When the ‘sweet’ part of the soundscape played, it emphasized the sweetness of an off-dry reisling and during the ‘sour’, higher pitch part of the soundscape the wine was rated as crisper and sourer, she says. 

Sweet music is softer and smoother, she says. 

“For me I put some richer low tones in but there are studies which also suggest that higher pitches [are sweet] so high and low but softer, rich sounds.” 

For pinot noir, a low frequency tone significantly increased the perception of body and altered the intensity of its aromas, she says. 

“If you want to increase the body of your pinot noir, which you might not want to, it being a pinot noir and being quite nice normally as a lighter bodied wine, should you want to you might want to put on some more bassy music.” 

You can’t magic a flavour character in the wine that isn’t there by using music, she says, but if it has sweetness, it can really draw things out. 
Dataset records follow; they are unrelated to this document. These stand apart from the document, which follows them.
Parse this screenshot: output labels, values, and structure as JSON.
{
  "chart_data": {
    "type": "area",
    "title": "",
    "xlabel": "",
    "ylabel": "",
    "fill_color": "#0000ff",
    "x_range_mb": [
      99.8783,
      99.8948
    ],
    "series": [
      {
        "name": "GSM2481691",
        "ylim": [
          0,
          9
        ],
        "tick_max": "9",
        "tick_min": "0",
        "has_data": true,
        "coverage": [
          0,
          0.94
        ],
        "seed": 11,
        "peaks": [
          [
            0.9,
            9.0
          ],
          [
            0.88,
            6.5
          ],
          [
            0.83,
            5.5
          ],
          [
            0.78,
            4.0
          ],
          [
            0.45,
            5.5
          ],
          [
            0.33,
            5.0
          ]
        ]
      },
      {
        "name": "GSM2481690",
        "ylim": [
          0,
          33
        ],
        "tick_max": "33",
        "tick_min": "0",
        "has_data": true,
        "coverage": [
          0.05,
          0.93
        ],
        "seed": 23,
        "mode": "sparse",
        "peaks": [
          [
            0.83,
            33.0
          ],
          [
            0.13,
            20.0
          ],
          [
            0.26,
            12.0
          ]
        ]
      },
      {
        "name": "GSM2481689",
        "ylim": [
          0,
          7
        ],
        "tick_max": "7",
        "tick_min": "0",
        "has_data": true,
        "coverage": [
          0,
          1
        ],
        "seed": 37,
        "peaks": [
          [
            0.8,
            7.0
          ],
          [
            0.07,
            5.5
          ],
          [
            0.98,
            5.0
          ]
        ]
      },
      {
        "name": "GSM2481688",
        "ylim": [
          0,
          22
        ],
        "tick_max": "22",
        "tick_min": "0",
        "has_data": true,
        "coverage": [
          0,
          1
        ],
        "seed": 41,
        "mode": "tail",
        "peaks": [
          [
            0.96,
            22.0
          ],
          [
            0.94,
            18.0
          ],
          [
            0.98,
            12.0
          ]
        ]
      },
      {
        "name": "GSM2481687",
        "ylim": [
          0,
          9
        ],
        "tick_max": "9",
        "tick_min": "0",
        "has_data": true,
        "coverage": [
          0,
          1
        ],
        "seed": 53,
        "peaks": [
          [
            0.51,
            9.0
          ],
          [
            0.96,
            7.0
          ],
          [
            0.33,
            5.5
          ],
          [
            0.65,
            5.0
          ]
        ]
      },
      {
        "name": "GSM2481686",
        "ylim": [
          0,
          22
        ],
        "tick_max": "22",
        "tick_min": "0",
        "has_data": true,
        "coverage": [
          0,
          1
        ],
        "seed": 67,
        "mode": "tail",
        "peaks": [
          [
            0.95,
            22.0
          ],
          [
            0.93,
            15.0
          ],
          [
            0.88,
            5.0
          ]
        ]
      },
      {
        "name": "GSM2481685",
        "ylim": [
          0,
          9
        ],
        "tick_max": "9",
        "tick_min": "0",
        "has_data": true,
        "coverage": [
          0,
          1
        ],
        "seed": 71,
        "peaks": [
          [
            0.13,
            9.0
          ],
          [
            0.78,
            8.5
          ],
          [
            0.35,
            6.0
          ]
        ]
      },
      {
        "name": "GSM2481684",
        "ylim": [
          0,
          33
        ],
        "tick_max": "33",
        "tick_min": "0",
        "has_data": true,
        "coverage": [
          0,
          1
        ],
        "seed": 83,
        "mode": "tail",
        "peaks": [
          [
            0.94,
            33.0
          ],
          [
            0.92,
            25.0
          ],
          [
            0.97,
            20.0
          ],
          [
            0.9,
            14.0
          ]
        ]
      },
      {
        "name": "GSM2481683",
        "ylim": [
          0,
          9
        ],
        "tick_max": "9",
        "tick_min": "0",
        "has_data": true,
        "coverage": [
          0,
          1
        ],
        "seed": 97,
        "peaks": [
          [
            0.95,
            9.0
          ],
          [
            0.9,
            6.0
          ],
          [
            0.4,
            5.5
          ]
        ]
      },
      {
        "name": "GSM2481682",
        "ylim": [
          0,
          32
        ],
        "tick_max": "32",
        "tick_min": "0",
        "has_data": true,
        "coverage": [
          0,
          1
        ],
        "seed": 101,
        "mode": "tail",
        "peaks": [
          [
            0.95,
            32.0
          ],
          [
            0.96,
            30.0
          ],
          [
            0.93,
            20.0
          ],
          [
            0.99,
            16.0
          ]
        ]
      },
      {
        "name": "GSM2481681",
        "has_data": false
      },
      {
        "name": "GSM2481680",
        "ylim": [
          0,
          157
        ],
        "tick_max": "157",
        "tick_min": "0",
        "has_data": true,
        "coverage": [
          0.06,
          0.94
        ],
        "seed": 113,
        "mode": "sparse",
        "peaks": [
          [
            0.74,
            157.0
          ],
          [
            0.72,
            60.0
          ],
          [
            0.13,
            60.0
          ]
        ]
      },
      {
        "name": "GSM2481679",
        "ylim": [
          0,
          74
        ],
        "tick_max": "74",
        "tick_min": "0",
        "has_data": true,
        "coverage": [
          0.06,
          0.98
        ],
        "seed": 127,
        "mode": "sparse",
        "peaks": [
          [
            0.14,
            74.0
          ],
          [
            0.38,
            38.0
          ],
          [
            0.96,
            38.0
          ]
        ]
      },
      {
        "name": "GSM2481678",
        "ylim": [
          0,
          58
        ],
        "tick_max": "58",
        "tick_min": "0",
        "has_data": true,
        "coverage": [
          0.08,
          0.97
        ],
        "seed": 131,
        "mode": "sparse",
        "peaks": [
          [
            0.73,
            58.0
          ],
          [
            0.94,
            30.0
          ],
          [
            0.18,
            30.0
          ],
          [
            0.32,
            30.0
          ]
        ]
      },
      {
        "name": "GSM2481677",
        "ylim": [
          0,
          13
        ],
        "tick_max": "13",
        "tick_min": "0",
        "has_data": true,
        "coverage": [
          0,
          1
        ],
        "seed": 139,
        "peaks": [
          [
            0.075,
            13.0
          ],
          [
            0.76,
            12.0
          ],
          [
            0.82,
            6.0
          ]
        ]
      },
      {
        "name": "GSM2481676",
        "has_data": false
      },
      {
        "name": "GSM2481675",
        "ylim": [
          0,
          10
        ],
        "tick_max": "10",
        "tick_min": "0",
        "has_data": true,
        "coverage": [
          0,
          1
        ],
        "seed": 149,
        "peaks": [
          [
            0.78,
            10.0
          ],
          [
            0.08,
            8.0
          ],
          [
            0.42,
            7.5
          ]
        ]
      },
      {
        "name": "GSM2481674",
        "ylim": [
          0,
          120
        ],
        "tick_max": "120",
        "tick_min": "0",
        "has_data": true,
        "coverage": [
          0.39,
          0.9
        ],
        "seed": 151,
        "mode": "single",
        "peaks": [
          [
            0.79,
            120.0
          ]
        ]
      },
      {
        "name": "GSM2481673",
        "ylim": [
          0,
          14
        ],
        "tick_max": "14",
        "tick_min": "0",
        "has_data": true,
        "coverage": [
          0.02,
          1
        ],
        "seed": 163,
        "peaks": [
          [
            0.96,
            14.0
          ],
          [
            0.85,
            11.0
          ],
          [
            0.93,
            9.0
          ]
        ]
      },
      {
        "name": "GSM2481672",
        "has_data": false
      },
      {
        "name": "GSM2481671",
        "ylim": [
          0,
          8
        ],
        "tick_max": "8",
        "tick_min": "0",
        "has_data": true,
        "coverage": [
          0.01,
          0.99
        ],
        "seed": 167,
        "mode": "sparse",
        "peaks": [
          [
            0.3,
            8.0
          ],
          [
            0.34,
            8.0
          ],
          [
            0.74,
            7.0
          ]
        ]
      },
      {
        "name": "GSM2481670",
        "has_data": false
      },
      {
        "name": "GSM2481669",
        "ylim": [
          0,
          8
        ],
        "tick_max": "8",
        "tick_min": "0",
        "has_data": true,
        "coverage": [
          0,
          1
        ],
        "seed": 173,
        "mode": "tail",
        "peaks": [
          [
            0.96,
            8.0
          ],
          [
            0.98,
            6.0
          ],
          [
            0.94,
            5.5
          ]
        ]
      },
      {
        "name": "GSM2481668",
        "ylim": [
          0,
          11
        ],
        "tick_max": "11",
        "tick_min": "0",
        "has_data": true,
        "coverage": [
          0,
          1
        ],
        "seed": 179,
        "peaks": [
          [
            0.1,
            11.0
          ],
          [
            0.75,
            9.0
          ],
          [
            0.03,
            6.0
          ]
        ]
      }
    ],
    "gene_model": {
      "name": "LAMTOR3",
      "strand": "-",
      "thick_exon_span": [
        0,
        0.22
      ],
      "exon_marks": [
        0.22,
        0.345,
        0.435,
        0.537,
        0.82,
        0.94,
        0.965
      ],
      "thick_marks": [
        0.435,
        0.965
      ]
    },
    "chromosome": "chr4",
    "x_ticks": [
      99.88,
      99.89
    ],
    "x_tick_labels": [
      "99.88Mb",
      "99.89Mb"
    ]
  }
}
“It’s about drawing attention to these characters in a win when you’re drinking them.” 

Our brain creates shortcuts for sensory things we encounter in daily life, Burzynska says, but why there’s a link between wine and sound, that’s not known.

“What I can tell you is that you can definitely change people’s perception of what they’re tasting and smelling by what they’re listening to when they’re consuming a food and drink.”